If you’re looking for an understanding of why Citröen has a reputation as an independent carmaker with a ‘we’re different’ attitude, then I think that anecdote sums it up.
Unfortunately, it’s my opinion that 1974 began a downhill run for Citröen’s image and the reality is a carmaker which now has to conform.
I believe that most of Citröen’s reputation for vision, innovation and creativity has been swallowed up within the merger with Peugeot. Gone are the incredible technical innovations, the independent engineering approach, and the lust for ‘différance’.
There are a couple of diehard concepts in the range which, somewhat, challenge convention – the C4 Picasso for example. A truly inspired MPV.
The little C3, is a reminder of small, economical Citröens of the past. But, really this is just a shadow of a mighty image.

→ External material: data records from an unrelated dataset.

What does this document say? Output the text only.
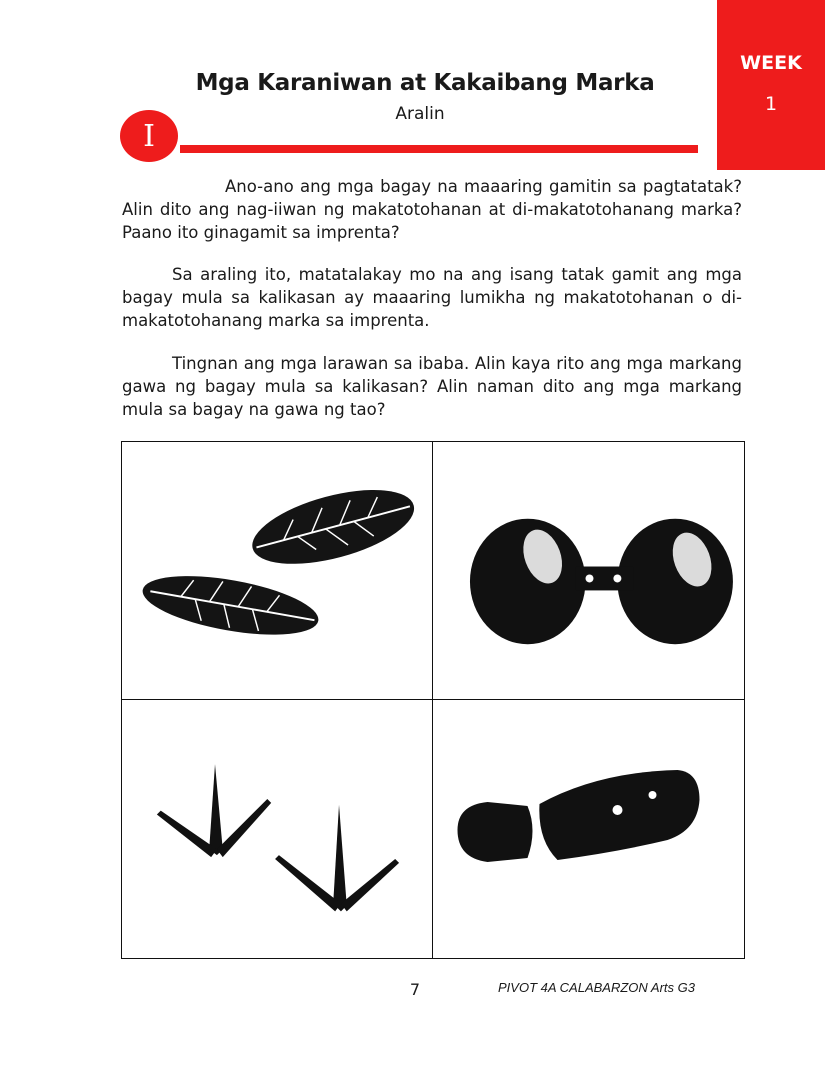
WEEK
1
Mga Karaniwan at Kakaibang Marka
Aralin
I

Ano-ano ang mga bagay na maaaring gamitin sa pagtatatak? Alin dito ang nag-iiwan ng makatotohanan at di-makatotohanang marka? Paano ito ginagamit sa imprenta?

Sa araling ito, matatalakay mo na ang isang tatak gamit ang mga bagay mula sa kalikasan ay maaaring lumikha ng makatotohanan o di-makatotohanang marka sa imprenta.

Tingnan ang mga larawan sa ibaba. Alin kaya rito ang mga markang gawa ng bagay mula sa kalikasan? Alin naman dito ang mga markang mula sa bagay na gawa ng tao?

7	PIVOT 4A CALABARZON Arts G3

The reality is, today’s cars must be commercially-successful to survive and prosper.
Our society doesn’t seem willing any longer to tolerate experimental, left-field approaches. You either conform to what the customers expect, or you die.
Citröens have become an alternative version of Peugeot. You could only love the brand if you have an independent spirit, with a perverse view of conformity – however, you won’t be rewarded with a car that most people consider ‘different’ for the sake of being different.
Character killed by cancer. RIP André Citröen.